Kathleen Louden

May 26, 2015

NATIONAL HARBOR, Maryland — Elderly patients do not seem to benefit from aggressive systolic blood pressure control to below 120 mm Hg, according to a new study. In fact, it is associated with an increase in cardiovascular events and risk for falls.

"We should help our patients have moderate but not overly aggressive blood pressure control," said principal investigator Lillian Min, MD, from the University of Michigan in Ann Arbor.

"As our patients get older, they may not need to be on so many blood pressure medications, especially if their blood pressure declines," she told Medscape Medical News here at the American Geriatrics Society 2015 Annual Scientific Meeting.

Dr Min's team wanted to determine whether the risk for falls associated with overly aggressive hypertension treatment would be outweighed by the therapy's potential cardiovascular benefit as people age.

They evaluated a longitudinal sample of 5157 participants from the biennial University of Michigan Health and Retirement Study who were 65 years and older, had self-reported hypertension, and were taking medications to lower blood pressure. Mean age of the participants was 75 years, and 58% were female.

 
As our patients get older, they may not need to be on so many blood pressure medications, especially if their blood pressure declines.
 

All study participants underwent a single blood pressure measurement in either 2008 or 2010. Two years later, they completed a health survey that asked about fall injuries requiring medical treatment and the occurrence of cardiovascular events, such as stroke, myocardial infarction, and acute heart failure.

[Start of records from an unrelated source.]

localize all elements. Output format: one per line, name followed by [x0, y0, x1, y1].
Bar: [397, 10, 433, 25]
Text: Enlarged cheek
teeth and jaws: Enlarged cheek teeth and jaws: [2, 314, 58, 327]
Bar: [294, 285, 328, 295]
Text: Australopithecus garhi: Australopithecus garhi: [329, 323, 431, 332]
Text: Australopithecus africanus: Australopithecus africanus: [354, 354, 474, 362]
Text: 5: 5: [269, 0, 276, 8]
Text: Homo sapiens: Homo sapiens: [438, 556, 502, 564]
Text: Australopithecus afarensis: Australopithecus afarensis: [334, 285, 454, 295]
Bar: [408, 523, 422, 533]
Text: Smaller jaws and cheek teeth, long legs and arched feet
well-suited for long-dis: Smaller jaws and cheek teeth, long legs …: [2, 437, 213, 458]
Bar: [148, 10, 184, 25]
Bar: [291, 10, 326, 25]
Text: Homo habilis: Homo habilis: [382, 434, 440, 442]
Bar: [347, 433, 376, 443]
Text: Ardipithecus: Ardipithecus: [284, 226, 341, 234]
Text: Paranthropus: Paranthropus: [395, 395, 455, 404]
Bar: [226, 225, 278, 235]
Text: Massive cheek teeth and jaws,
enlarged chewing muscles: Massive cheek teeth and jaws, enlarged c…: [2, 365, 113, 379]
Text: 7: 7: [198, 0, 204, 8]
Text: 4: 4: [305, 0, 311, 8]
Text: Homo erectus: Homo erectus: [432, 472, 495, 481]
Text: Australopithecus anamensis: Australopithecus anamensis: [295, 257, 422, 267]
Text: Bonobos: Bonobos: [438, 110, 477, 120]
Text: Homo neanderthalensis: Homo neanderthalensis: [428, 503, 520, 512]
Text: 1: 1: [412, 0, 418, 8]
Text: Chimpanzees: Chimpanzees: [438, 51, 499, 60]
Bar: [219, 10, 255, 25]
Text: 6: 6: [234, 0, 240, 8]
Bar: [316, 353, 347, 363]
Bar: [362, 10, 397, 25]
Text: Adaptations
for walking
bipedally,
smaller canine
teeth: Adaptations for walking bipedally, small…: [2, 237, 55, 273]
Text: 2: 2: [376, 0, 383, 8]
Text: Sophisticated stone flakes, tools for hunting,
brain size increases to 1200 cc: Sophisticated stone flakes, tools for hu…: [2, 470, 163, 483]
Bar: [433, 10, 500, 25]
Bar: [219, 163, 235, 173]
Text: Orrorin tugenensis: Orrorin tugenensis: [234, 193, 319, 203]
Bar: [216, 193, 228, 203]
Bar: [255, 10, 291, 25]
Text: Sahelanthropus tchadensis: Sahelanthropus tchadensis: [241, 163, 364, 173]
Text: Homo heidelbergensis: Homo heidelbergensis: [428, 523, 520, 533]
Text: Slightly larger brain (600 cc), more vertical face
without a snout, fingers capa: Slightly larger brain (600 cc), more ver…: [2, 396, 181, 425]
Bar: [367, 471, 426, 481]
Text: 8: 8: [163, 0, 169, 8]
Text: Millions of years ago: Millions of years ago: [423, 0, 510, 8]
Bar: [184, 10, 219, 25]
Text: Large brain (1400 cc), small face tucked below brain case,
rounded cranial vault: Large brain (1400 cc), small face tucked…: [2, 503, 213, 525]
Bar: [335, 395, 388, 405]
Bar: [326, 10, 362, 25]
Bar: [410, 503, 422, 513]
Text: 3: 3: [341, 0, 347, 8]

Multinomial logistic regression was used to calculate net changes in medically controlled blood pressure, after age and sex were controlled for.

The risk for injurious falls increased with age, and falls were more prevalent than cardiovascular events in the sample (14% vs 6%).

For 64% of the patients, treatment led to systolic blood pressure of 121 to 159 mm Hg, which was considered adequate.

For 18% of patients, treatment led to systolic blood pressure below 120 mm Hg, which was considered overaggressive. In this group of patients, mean systolic pressure was 110 mm Hg.

When cardiovascular events and fall injuries were counted together for patients older than 73 years, the harm associated with overaggressive treatment became evident. The difference in events between adequate and overaggressive treatment was significant (< .05).

Study limitations included the lack of multiple blood pressure measurements over time and the lack of data on dose and class of antihypertensive agents, Dr Min acknowledged.

Guidelines Unclear on How Low to Go

The guidelines for hypertension management from the Eighth Joint National Committee recommend treating systolic blood pressure to below 150 mm Hg for patients 60 years and older without diabetes or chronic kidney disease (JAMA. 2014;311:507-520). But the guidelines are silent on what to do about blood pressure below 120 mm Hg that results from multiple blood pressure medications, Dr Min pointed out.

"The potential practice change should be to moderate the blood pressure medications we prescribe as patients age to keep the blood pressure at or near what the guidelines recommend," she said.

In contrast to the joint national guidelines, the American Heart Association recommends that hypertension treatment aim for a blood pressure of 140/90 mm Hg until age 80, after which the goal should be 150/90 mm Hg.

"More research needs to be done in real-world clinics caring for older patients with multiple chronic conditions," said Dr Min.

Falls Not the Only Risk

"This is not the first study to suggest negative consequences of treating older persons undergoing antihypertensive treatment to an SBP below 120 mm Hg," said Michael Rich, MD, from Washington University in St. Louis, Missouri.

In one study, progression of cognitive decline was greater in older patients with cognitive impairment whose SBP was below 128 mm Hg (JAMA Intern Med. 2015;175:578-585).

The "take-home message" from that study and the one by Dr Min's team "is that an SBP of less than 120 mm Hg in an older population, particularly those with multimorbidities, is probably too low," said Dr Rich.

Given that no published study has found an advantage to treating systolic pressure to below 120 mm Hg, Dr Rich suggested that a safer target for elderly patients with hypertension would be 120 to 140 mm Hg for those younger than 80 years and 130 to 150 mm Hg for those 80 years and older.

Still, Dr Rich said he does not believe that the 18% prevalence of the overtreated patients in this study was the result of intentional lowering of systolic pressure below 120 mm Hg.

"I think it was probably a combination of medications and illnesses that contributed," he explained.

This study was supported by the University of Michigan Claude D. Pepper Older Americans Independence Center, the John A. Hartford Foundation, and the Department of Veteran Affairs Geriatric Research, Education, and Clinical Centers. The Health and Retirement Survey receives funding from the National Institute on Aging and the Social Security Administration. Dr Lin and Dr Rich have disclosed no relevant financial relationships.

American Geriatrics Society (AGS) 2015 Annual Scientific Meeting: Abstract P22. Presented May 16, 2015.